Mailing List Archives
Authenticated access
|
|
|
[Date Prev][Date Next][Thread Prev][Thread Next][Date Index][Thread Index]
Re: [HTCondor-users] job status from python
- Date: Thu, 11 Jan 2018 22:07:31 -0500
- From: Larry Martell <larry.martell@xxxxxxxxx>
- Subject: Re: [HTCondor-users] job status from python
Thanks so much. This is extremely helpful to me.
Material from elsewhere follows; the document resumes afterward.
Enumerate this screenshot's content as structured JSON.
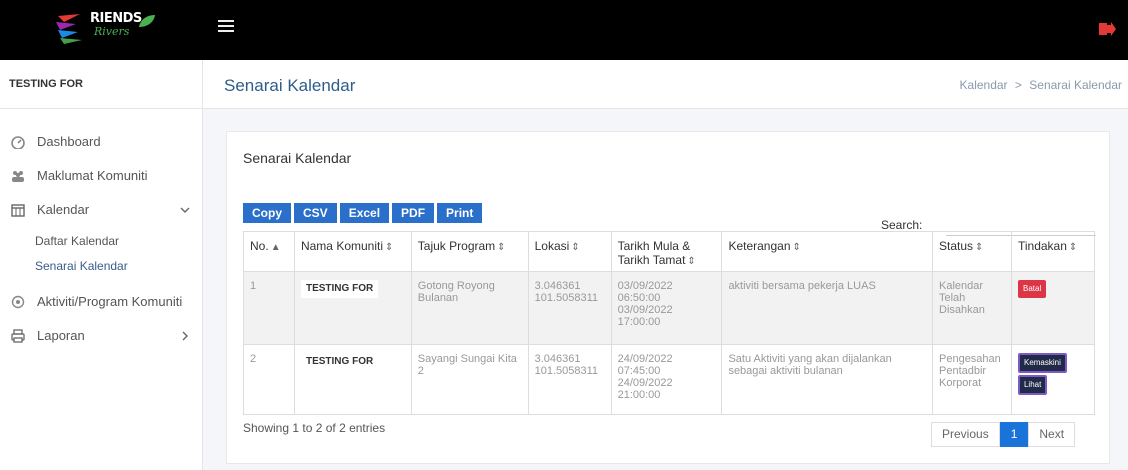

I have code for all
this implemented and it's almost working - I just have 1 issue - when
I try and remove 1 job from the queue they all get removed.
This is my queue:
$ condor_q -all
-- Schedd: bach.elucid.local : <192.168.10.2:9618?... @ 01/11/18 22:03:37
OWNER BATCH_NAME SUBMITTED DONE RUN IDLE
TOTAL JOB_IDS
prod_user CMD: compute_radiology.py 1/11 21:32 _ _ _
87 1739.0 ... 1825.0
87 jobs; 87 completed, 0 removed, 0 idle, 0 running, 0 held, 0 suspended
Then I run this:
schedd.act(htcondor.JobAction.Remove, '1763')
which returns:
[
TotalJobAds = 87;
TotalPermissionDenied = 0;
TotalAlreadyDone = 0;
TotalNotFound = 0;
TotalSuccess = 87;
TotalChangedAds = 1;
TotalBadStatus = 0;
TotalError = 0
]
and then the queue is empty:
$ condor_q -all
-- Schedd: bach.elucid.local : <192.168.10.2:9618?... @ 01/11/18 22:04:32
OWNER BATCH_NAME SUBMITTED DONE RUN IDLE HOLD TOTAL JOB_IDS
0 jobs; 0 completed, 0 removed, 0 idle, 0 running, 0 held, 0 suspended
How can I just remove the one job from the queue?
Thanks!
On Tue, Jan 9, 2018 at 9:34 AM, Jason Patton <jpatton@xxxxxxxxxxx> wrote:
> For looking up jobs that have finished, there is
> htcondor.Schedd().history(expression, projection), where you could
> query for something like history(expression = 'ClusterId == 123',
> projection = []) to get the ClassAd of job 123 *if* it has cleared the
> queue. However, querying the history is ***very slow***.
>
> Two better options:
> 1) Parse and watch the job log file, if your script can get to it. The
> job log file will update when the job has started running, update
> occasionally with resource usage, and update with the exit code when
> it has finished.
>
> 2) Leave the job in the queue when it's completed and have your script
> remove it:
>
> In your Submit objects, set { 'leave_in_queue': '(JobStatus == 4)' },
> which means when a job has completed, leave it in the queue. See
> https://research.cs.wisc.edu/htcondor/manual/current/12_Appendix_A.html
> to see what the value of JobStatus means.
>
> Query for jobs' ClassAds using htcondor.Schedd().xquery().
>
> If JobStatus == 4 and/or if ExitCode is defined, then you know the job
> is done. Remove it from the queue by sending a
> htcondor.Schedd().act(htcondor.JobAction.Remove, str(ClusterId)). (You
> can also send a list of ClusterIds.)
>
>
> Constantly querying the Schedd probably won't scale well with the size
> of the queue, so if you can use the job log, that's probably the
> better of the two solutions.
>
> Jason
>
> On Jan 8, 2018 5:24 PM, "Larry Martell" <larry.martell@xxxxxxxxx> wrote:
>>
>> Is there any python API for checking the status of jobs?
>>
>> On Sun, Jan 7, 2018 at 3:47 PM Larry Martell <larry.martell@xxxxxxxxx> wrote:
>>>
>>> I am submitting jobs like this:
>>>
>>> sub = htcondor.Submit(submit_dict)
>>> with schedd.transaction() as txn:
>>> id = sub.queue(txn)
>>>
>>> Now I want to be able to tell if the job has completed or not, and
>>> when it has completed, if it succeeded or failed. How can I do that?